Read this. and tell me if you agree that it nails the political situation in America right at this moment:

Worried that you're falling behind, not living as well as you once did? Or expected to?

That you're going to have to work extra hours, or take a second job, just to stay even with your bills?

That the company you've worked for all these years may dump you for a younger person?

Or that the pension you've been promised may not be there when you retire?

Worried, if you're on the bottom rung of the economic ladder, that you'll never see a middle-class lifestyle?

Or, if you're a single parent or part of a young working family, that you'll never be able to save enough to buy a home?

That you're paying more than your fair share of taxes?

Worried that the people who represent you in Congress are taking care of themselves and their friends at your expense?

You're right.

Keep worrying.

Incredibly, those words about the American political condition were published TWENTY YEARS AGO by two remarkable journalists based right here in Philadelphia -- Don Barlett and Jim Steele, who were then the lead investigative reporters for the Inquirer.
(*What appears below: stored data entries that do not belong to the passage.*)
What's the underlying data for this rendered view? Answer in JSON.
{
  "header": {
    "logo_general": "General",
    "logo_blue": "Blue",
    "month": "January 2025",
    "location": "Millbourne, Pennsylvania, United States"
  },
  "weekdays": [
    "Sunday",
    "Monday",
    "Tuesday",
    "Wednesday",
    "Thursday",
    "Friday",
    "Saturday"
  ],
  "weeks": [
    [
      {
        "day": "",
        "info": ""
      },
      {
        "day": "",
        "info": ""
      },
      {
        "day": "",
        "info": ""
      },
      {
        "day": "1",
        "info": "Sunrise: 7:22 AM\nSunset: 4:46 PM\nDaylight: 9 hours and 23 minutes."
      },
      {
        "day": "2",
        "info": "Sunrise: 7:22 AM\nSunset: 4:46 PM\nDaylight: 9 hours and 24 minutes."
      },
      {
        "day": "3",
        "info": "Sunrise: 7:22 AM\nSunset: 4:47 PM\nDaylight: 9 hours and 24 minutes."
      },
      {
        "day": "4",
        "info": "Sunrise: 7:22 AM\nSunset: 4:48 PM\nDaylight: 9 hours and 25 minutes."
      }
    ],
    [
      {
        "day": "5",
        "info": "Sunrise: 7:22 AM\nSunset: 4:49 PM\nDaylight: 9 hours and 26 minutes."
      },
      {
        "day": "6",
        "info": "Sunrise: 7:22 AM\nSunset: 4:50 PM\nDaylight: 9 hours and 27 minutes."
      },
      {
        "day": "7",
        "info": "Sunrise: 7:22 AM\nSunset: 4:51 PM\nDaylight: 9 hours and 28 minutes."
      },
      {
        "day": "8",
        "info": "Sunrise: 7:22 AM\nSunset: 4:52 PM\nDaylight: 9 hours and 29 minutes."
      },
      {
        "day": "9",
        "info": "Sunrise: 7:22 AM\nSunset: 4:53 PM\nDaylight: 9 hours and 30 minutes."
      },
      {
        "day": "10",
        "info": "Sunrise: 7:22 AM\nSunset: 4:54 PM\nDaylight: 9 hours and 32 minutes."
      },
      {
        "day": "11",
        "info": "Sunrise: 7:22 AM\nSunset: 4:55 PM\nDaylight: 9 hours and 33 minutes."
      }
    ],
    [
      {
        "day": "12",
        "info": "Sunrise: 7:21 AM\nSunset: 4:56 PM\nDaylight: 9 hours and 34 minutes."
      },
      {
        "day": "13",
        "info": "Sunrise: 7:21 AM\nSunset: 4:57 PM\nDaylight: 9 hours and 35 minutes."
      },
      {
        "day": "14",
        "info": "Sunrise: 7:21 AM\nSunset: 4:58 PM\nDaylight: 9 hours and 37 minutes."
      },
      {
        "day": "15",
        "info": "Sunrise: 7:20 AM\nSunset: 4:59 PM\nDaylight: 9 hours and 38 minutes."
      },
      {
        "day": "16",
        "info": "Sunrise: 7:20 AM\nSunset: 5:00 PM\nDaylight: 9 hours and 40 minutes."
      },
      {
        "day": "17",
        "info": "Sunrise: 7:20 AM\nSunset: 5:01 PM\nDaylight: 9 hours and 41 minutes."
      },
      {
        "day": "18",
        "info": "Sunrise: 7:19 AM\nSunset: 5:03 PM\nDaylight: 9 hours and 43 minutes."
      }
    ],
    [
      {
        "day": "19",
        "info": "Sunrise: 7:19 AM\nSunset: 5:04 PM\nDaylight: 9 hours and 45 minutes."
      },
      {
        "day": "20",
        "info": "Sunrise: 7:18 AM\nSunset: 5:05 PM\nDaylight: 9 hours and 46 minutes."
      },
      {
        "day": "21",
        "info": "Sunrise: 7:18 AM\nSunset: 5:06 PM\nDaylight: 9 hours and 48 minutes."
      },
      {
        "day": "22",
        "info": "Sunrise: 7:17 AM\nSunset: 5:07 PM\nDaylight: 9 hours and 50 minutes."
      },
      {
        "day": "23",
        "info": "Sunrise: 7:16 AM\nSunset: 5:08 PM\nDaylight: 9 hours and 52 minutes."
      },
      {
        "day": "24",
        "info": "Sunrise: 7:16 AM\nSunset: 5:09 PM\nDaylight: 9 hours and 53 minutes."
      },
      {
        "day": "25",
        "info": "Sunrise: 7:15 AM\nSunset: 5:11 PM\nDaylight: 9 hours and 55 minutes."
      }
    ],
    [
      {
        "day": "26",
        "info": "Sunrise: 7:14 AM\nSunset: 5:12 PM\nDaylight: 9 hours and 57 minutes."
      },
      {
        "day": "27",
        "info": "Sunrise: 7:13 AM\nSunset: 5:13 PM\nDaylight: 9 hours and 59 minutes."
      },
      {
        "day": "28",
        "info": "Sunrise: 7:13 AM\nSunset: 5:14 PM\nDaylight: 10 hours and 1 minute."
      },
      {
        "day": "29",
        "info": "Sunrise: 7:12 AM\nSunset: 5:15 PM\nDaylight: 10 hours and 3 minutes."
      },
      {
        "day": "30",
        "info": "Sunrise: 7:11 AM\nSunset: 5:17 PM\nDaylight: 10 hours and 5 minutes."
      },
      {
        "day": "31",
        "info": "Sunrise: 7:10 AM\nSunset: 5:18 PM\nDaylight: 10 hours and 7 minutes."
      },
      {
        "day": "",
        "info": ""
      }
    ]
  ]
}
They are the opening words of an epic newspaper series that was called, quite simply and accurately, "America: What Went Wrong."

Years later, in writing my own book about the Ronald Reagan era of the 1980s called "Tear Down This Myth," I re-read major sections and cited "America: What Went Wrong" as proof that all the pathologies of his presidency -- the beginning of the Great Train Robbery of power and wealth in this nation by the rich from the working class -- were hiding in plain sight little more than two years after the Gipper left the3 Oval Office. Indeed, the sense that fairness and upward mobility were slipping away from America gave rise to a powerful reaction against a decade of Reagan and George H.W. Bush -- paving the way for Ross Perot and then Bill Clinton and necessitating a right-wing myth machine beginning in the late 1990s to restore Reagan's image.

But in its time, the reaction to Barlett and Steele and their remarkable achievement was decidedly mixed. A lot of middle-class folks "got it," and in fact "America: What Went Wrong" became a major best-seller when it was published in book form. But you'll be shocked, shocked, to learn that the establishment hated their series -- and especially the journalistic establishment that had showered Barlett and Steele with much love and two Pulitzer Prizes when their topics were much safer ones, dealing with unfairness in the tax code. "America: What Went Wrong" was so hard-hitting, and dealt with such fundamental issues, that terrified Big Beltway journalists and other defenders of the realm decided such a project could be only one thing....(gasp!) "biased."

After all, where was the "on the other hand"? You know, that part about what went right with America? Indeed, there was some clucking in the late 1990s when the American economy did boom for a few years -- aided mainly by a speculative bubble and by a couple of short-term positive developments, like balanced budgets in Washington. In the long term. we now know -- as Barlett and Steele themselves note -- that the only thing wrong with their 1991 series is that it may have underestimated the destruction of the American middle class that was then in its first throes.

Indeed, this is why Barlett and Steele are back (and back in the Inquirer, no less...kudos to them) with a year-long project revisiting the original topic -- now called "What Went Wrong: The Betrayal of the American Dream." If anything has changed over twenty years, it is that Barlett and Steele are even more bold in naming names about who is out there making things even worse today.

They write:

Like others in Congress and the media, Cantor, Bachmann, and Pawlenty insist that American businesses are paying too much in corporate income tax. They claim the onerous tax burden is killing jobs and forcing companies to move abroad. To reverse the nation's fortunes, they say, all Washington need do is slash the corporate tax rate, thereby reducing the amount of taxes these businesses are forced to pay. What's scary is a growing number of citizens believe them.

Scary, indeed. Part of the problem is that in 2011 we have a political noise machine that is even better than it was back in 1991 in drowning out truth-tellers like Barlett and Steele, who are known for their meticulous, data-driven -- a.k.a. "reality-based" -- reporting. Please don't make the mistake of ignoring their message this time.